Not content with hoping that the Supreme Court will strike down a program started by the federal government to wipe out as much as $20,000 in student loan debt for individuals, a number of Republicans have started the process of using the Congressional Review Act to keep the program from ever being implemented.
Republicans in both chambers of Congress have introduced a joint resolution demonstrating their disapproval of the program and are attempting to knock down the program, which was introduced last August. Individuals making less than $125,000 per year would have up to $10,000 of their student loan debt forgiven — $20,000 if Pell grants were involved. The plan was expected to wipe out at least some, if not all, of the unpaid student loans for about 40 million individuals.

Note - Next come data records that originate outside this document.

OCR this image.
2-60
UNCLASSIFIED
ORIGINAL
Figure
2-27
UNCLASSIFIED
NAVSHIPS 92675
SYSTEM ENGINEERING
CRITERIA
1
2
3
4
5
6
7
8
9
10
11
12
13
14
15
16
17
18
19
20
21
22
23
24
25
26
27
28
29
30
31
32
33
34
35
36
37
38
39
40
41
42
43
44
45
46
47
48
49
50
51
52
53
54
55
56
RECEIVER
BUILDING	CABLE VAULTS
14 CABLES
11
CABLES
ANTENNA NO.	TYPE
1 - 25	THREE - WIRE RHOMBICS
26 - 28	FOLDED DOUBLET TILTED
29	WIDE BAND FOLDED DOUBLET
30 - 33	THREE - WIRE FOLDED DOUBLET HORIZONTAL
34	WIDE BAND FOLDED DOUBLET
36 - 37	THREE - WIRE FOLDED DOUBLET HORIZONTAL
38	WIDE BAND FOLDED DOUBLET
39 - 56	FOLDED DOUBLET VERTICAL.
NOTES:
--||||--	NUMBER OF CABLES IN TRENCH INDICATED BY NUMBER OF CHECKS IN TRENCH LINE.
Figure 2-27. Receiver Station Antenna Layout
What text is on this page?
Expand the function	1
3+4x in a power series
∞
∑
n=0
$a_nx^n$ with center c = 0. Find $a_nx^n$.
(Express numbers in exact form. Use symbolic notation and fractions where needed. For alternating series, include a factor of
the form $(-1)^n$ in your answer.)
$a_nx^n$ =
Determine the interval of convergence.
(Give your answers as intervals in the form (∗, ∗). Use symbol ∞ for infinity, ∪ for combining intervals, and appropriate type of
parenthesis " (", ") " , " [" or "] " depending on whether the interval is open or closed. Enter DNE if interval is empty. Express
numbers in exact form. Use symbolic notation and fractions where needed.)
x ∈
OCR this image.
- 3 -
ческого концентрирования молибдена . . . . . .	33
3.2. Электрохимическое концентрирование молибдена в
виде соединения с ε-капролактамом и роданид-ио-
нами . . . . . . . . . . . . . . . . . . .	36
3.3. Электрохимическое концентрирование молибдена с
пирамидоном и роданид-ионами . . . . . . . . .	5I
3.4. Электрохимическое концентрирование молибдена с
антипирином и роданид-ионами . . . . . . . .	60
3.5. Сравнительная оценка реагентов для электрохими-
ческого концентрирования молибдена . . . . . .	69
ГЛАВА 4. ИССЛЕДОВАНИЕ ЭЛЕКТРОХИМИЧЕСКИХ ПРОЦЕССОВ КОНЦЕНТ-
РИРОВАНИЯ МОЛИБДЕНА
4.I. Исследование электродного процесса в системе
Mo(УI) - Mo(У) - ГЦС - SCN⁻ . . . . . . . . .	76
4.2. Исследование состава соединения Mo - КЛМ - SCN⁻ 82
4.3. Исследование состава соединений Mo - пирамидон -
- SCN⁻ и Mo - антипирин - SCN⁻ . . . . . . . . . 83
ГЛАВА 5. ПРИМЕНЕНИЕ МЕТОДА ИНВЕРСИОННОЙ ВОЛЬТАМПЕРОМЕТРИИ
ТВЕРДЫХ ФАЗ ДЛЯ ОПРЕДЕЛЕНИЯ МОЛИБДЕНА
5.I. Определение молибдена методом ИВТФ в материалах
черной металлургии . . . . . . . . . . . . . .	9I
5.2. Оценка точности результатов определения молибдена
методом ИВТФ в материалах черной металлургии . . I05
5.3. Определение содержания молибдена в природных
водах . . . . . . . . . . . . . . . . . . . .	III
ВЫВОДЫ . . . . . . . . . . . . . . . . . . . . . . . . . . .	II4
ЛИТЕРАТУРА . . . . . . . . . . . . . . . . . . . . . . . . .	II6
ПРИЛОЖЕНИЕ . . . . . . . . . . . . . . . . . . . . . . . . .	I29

“President Biden’s so-called student loan forgiveness programs do not make the debt go away, but merely transfer the costs from student loan borrowers onto taxpayers to the tune of hundreds of billions of dollars,” said Rep. Bob Good [R-Va.], one of the sponsors of the joint resolution, in a statement. “Congress should stop these unilateral actions, and I am proud to lead the fight in the House to hold President Biden accountable for his reckless, unfair, and unlawful student loan proposal. I hope all my colleagues will join me and support this effort.”
Opponents to the plan immediately mounted legal challenges and two cases have already made it to the Supreme Court, which heard arguments in the case last month.
The Congressional Review Act gives Congress the power to nullify executive branch rules. It has been used hundreds of times, but only 20 such acts have become law, according to a published report. In order for the resolution to actually be successful under the CRA, it must pass both the House of Representatives and the Senate and then be signed by the president.
In response, Miguel Cardona, the Secretary of Education, accused Republicans of choosing to support the “super wealthy” instead of “hardworking students and borrowers.”
“Republicans in Congress represent millions of borrowers who have applied for student debt relief,” Cardona said, in a statement. “It’s a shame for these borrowers — the overwhelming majority of whom make less than $75,000 a year — and their families that their representatives are working so hard to deny them critical relief.”